# journeyman wireman....looking for work? read



## flyboy (Jun 13, 2011)

aktrapper said:


> I just left a contractor...heading to work for a utility. the contractor owner said they need 5 good journeyman to keep up. Especially a service electrician or two. it was an ok deal....paid foreman scale. they are looking for guys that want to relocate indefinitly to juneau. Ak.
> They expect a lot from their guys. this is thru local ibew contract. no men on the books. I left on good terms...told em i would ask round. Good deal for single guys. pm me for details.


If I was 30 years younger and single I'd be all over it. :thumbsup:


----------



## eejack (Jul 14, 2012)

What is scale in Alaska if you don't mind?


----------



## aktrapper (May 28, 2013)

It aint too shabby 38.02 / hr j man wireman...foreman 41 and change.
An awesome 8.90/ hr for pension as well as h&w.


----------



## aktrapper (May 28, 2013)

How does that compare with down in america?


----------



## Brother Noah (Jul 18, 2013)

aktrapper said:


> How does that compare with down in america?


 In California scales start around$35 up to $56 in the bay area.


----------



## aktrapper (May 28, 2013)

Oh wow.

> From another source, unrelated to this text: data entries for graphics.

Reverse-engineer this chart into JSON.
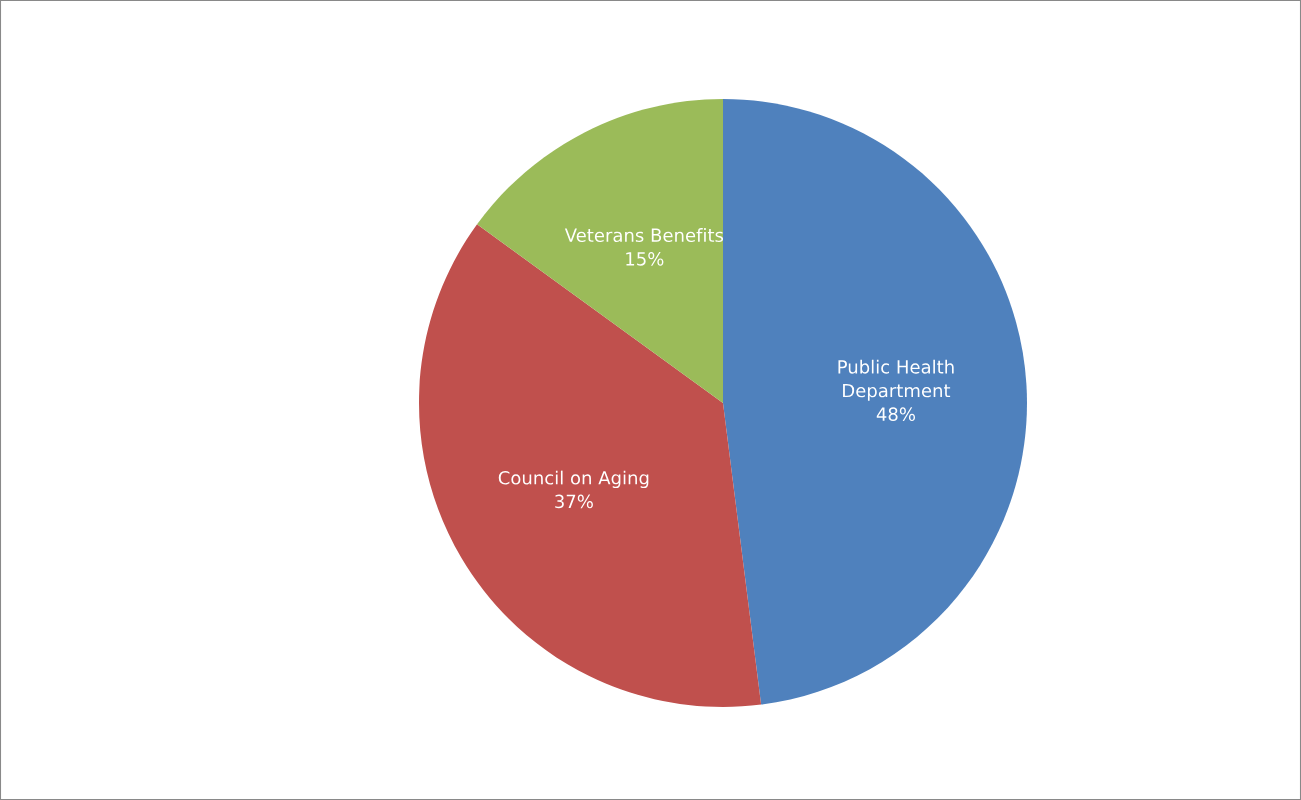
{
  "chart_data": {
    "type": "pie",
    "categories": [
      "Public Health Department",
      "Council on Aging",
      "Veterans Benefits"
    ],
    "values": [
      48,
      37,
      15
    ],
    "colors": [
      "#4f81bd",
      "#c0504d",
      "#9bbb59"
    ],
    "value_labels": [
      "48%",
      "37%",
      "15%"
    ]
  }
}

We also have a high cost of living. so double wow.


----------



## wildleg (Apr 12, 2009)

I'm suprised the scale's not higher in AK. do they pay the same for oil/pipeline work or do they get some kinda hazard pay ?


----------



## J_Captain (Jul 14, 2013)

The oil pipeline is on a different agreement that is a lower scale. But you get more hours and have no living expenses. I've been there. But I prefer staying in town (Anchorage). I have no interest in relocating to Juneau but would rather relocate the state Capitol to Anchorage. A lot of money is wasted keeping the Capitol in Juneau, in my opinion. We should put it to a population vote.


----------